何も言わないキラーは、再度ガソリンをぶちまける。今度は、除けられずに嫌と言うほどガソリンを二人で浴びる。
キラーは給油口ノズルとは反対の手をポケットに突っ込んだ。ライターが出る。
「赤羽さん!」
呉林は蹲った私に体当たりをして、私を1メートル近く横に弾き飛ばす。
私は勢いよく飛ばされたが、何とか両手をついて立ち上がった。精神の高揚の成せる業だった。
「そんな!? 嘘だろ!……呉林!」
このままでは呉林がやられる。私は意識を極力束ねて霧画の手紙を開けようとした。
キラーの給油口ノズルに近づいたライターから、炎がでる。ノズルから出る液体は炎をまとい呉林に浴びせられた。
「きゃあ!」
肉の焼ける臭いがしそうな光景を目の当たりにして、私は手紙の内容を頭の中で絶叫した。
「起きて、赤羽さん! あなたなら出来るはずよ! この世界は夢の世界! つまり虚構の世界なのよ! あなたならこの世界でも覚醒できるはず!」
私の頭はその言葉を理解できなかった。
頭に何か響いてくる。それは、誰かの声か?それとも叫びか?いや違う、自分の声が体の中から聞こえる。それは叫び?
「……」
何も解らない。けれど、自然と体が動く。
痛みが遠くなった片手を上げ、炎で燃え上がる呉林に向ける。
炎が突風に当たったように吹っ飛んだ。
キラーは傷ついたような反応をした。私は呉林のところへ駆け込み、体を両手で抱える。
「大丈夫そうだ。少し黒くなっているだけ」
私はそう自分に言い聞かせる。呉林はピクリともしていなかった。
「お前は絶対に殺す!」
私は呉林を地面に横たえる。キラーとの距離は、せいぜい2メートル半だ。キラーがノズルを私に向ける。

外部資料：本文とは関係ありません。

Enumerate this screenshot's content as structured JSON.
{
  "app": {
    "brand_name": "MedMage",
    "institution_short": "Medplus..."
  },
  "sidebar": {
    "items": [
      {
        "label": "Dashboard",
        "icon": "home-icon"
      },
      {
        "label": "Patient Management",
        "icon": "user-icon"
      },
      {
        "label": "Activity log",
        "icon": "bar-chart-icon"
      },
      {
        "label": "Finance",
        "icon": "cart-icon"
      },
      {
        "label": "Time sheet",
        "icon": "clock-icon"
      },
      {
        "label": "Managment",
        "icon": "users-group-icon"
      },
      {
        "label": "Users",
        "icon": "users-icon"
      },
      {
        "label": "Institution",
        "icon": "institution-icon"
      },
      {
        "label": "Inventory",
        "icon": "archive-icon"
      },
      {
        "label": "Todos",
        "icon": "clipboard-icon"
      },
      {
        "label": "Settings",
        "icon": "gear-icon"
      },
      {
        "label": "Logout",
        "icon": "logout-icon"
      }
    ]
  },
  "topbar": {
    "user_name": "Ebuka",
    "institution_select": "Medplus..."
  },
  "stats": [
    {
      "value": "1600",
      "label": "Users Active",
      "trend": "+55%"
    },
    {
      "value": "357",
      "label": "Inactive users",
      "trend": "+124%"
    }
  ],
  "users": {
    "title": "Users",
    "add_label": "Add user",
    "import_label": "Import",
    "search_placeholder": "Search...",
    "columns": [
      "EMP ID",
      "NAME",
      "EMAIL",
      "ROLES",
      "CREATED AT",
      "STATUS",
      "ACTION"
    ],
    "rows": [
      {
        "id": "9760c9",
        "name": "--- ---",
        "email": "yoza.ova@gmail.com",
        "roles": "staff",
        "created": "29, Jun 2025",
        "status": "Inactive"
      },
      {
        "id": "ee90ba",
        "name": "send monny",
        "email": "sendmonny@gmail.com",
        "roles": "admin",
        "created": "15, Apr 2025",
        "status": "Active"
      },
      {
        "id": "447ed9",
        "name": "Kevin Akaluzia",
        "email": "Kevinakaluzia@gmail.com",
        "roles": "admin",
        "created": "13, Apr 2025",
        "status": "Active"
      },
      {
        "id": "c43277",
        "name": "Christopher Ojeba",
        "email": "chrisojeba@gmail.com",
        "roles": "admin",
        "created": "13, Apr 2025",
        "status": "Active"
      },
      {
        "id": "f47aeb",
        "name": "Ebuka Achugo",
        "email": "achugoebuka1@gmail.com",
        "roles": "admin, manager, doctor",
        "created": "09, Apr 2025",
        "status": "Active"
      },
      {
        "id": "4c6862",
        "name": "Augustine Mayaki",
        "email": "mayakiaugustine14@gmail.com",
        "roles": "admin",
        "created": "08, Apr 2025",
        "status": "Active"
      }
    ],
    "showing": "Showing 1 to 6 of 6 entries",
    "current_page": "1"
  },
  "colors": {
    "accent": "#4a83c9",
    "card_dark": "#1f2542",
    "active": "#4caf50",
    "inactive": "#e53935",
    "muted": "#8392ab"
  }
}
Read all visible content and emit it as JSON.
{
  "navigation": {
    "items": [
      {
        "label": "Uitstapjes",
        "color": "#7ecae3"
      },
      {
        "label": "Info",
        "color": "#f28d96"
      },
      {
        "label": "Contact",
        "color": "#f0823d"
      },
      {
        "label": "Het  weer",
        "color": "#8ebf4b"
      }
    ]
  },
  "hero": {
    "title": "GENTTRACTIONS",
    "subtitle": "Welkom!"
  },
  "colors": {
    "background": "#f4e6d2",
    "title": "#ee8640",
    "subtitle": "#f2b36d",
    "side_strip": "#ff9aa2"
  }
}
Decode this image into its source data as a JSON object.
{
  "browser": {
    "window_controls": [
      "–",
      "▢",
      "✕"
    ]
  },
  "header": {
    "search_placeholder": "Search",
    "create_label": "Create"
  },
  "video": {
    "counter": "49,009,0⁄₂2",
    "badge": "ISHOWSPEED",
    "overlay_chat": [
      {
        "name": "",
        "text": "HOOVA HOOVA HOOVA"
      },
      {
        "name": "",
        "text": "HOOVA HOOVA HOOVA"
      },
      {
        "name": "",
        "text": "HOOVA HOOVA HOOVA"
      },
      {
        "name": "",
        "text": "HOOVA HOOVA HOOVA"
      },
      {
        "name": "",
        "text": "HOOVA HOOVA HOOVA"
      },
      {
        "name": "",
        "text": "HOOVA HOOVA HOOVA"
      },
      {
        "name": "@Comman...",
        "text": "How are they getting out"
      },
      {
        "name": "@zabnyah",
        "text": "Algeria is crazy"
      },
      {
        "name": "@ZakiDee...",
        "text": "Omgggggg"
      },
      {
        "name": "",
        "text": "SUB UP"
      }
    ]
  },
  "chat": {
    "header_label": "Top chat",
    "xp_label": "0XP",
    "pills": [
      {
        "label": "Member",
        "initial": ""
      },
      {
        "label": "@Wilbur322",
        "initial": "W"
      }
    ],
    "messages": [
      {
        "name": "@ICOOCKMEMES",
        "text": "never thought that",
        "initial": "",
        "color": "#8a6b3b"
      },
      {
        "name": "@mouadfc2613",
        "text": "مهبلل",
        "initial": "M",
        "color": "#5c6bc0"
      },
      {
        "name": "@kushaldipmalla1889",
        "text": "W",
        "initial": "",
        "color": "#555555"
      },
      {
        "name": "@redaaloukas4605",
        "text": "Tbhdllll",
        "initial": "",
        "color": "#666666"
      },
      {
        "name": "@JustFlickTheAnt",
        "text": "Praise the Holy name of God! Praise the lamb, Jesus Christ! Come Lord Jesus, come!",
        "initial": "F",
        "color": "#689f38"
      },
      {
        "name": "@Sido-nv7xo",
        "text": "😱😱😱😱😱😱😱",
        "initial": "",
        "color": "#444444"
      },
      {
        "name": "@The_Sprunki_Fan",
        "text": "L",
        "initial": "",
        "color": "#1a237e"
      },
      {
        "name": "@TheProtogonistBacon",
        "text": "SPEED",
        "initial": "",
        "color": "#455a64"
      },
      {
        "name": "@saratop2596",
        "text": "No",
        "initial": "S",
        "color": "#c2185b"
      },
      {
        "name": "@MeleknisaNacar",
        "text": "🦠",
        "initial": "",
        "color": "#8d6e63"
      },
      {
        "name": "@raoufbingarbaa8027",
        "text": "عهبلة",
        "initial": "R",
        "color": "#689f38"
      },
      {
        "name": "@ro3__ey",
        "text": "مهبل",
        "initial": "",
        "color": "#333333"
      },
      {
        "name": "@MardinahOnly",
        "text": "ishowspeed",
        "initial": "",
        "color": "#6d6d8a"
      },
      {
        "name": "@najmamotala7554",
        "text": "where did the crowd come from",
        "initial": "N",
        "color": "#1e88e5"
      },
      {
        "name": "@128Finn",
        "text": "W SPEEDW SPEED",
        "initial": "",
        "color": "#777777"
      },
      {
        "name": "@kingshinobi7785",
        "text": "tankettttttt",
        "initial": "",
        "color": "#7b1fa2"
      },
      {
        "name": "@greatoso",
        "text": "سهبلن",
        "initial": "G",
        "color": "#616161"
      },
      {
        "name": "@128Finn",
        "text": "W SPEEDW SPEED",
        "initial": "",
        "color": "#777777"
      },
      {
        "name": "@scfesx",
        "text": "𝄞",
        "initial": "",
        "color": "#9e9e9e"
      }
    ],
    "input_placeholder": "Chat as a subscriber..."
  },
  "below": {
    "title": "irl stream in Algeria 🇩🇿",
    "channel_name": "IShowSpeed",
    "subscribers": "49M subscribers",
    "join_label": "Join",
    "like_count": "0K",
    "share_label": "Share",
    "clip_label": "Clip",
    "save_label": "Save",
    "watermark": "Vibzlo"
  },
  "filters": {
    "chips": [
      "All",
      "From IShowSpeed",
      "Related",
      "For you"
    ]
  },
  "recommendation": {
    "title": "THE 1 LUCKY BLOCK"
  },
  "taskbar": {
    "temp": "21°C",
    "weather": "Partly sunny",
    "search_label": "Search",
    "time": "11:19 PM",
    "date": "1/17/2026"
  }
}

私は再度、自然に片手を相手に向けた。キラーのノズルから出たガソリンは見えない壁にぶち当たったかのように、キラーに向かう。
キラーはそれでもガソリンをぶちまけるので、体をガソリンでびしょびしょにしている。そして、鼻を覆いたくなるような揮発臭が通路全体に広がった。